Antes de analisar os agentes envolvidos na profissionalização da comunicação política,
assim como algumas das práticas utilizadas, urge definir alguns conceitos.
Antes de algo mais, a ideia de “marketing político”. Segundo Newman, o conceito de
marketing pode ser definido enquanto “o processo pelo qual as empresas seleccionam
os consumidores e analisam as suas necessidades para depois desenvolverem produtos
inovadores, os publicitarem, definirem um preço e uma estratégia de distribuição com
base nessa informação” (1999:3). Ora, no contexto político, a atitude será exactamente
a mesma tomada aquando da utilização de recursos de marketing comercial, apenas com
duas excepções: o produto a vender será o político e não existirá qualquer preço, mas
um objectivo (Gonçalves, 2005: 85). E tudo em prol da chamada “mediatização da vida
política” (Serrano, 1999:2).
Amplamente relacionado com a temática em apreço temos também o conceito de spin
doctor.
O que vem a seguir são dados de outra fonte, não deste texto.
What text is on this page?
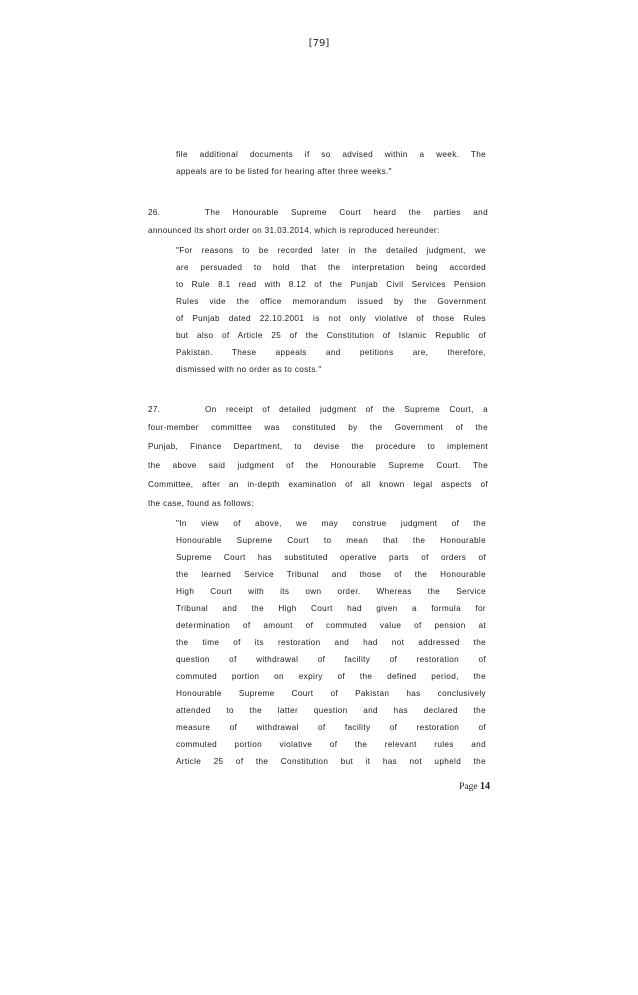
[79]
file additional documents if so advised within a week. The
appeals are to be listed for hearing after three weeks."
26.	The Honourable Supreme Court heard the parties and
announced its short order on 31.03.2014, which is reproduced hereunder:
"For reasons to be recorded later in the detailed judgment, we
are persuaded to hold that the interpretation being accorded
to Rule 8.1 read with 8.12 of the Punjab Civil Services Pension
Rules vide the office memorandum issued by the Government
of Punjab dated 22.10.2001 is not only violative of those Rules
but also of Article 25 of the Constitution of Islamic Republic of
Pakistan. These appeals and petitions are, therefore,
dismissed with no order as to costs."
27.	On receipt of detailed judgment of the Supreme Court, a
four-member committee was constituted by the Government of the
Punjab, Finance Department, to devise the procedure to implement
the above said judgment of the Honourable Supreme Court. The
Committee, after an in-depth examination of all known legal aspects of
the case, found as follows:
"In view of above, we may construe judgment of the
Honourable Supreme Court to mean that the Honourable
Supreme Court has substituted operative parts of orders of
the learned Service Tribunal and those of the Honourable
High Court with its own order. Whereas the Service
Tribunal and the High Court had given a formula for
determination of amount of commuted value of pension at
the time of its restoration and had not addressed the
question of withdrawal of facility of restoration of
commuted portion on expiry of the defined period, the
Honourable Supreme Court of Pakistan has conclusively
attended to the latter question and has declared the
measure of withdrawal of facility of restoration of
commuted portion violative of the relevant rules and
Article 25 of the Constitution but it has not upheld the
Page 14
Nascido nos Estados Unidos em 1984, a noção foi utilizada pela primeira vez
aquando de um debate eleitoral, onde jornalistas foram interpelados por assessores que
pretendiam influenciar a sua análise e consequente cobertura mediática (Serrano,
2009:3). Assim, spin doctor será “someone, especially in politics, who tries to influence
public opinion by putting a favourable bias on information when it is presented to the
public or to the media” (Chamber’s 21th Century Dictionary). Como podemos já perceber,
toda a profissionalização do universo político passa pela acção do spin doctoring:
consultores, assessores, agências de comunicação e mesmo opinion makers serão os
exemplos mais marcantes da sua existência.
De um modo mais ou menos velado, quando falamos de comunicação política e
institucional também poderão estar em causa os chamados lobbies (cujos
representantes/membros actuam, muitas vezes, enquanto verdadeiros spin-doctors).
Segundo o Dicionário supra mencionado, lobbying significa “to try to influence (the
Government, politicians, legislators, etc) to favour a particular cause” (Chamber’s 21th
Century Dictionary). Um lobby será, deste modo, um grupo de pessoas que procura
influenciar a classe política (ou os media) no sentido de ver beneficiada uma determinada
causa. A questão que aqui se coloca, como adiante veremos, reside na ocultação ou
assunção dos lobbies enquanto tais.

2. O assessor político
“Informação é poder e o controlo da informação é o primeiro degrau na
propaganda” (Denton e Woodward:.1990)

a. O acessor político enquanto “spin-doctor por excelência”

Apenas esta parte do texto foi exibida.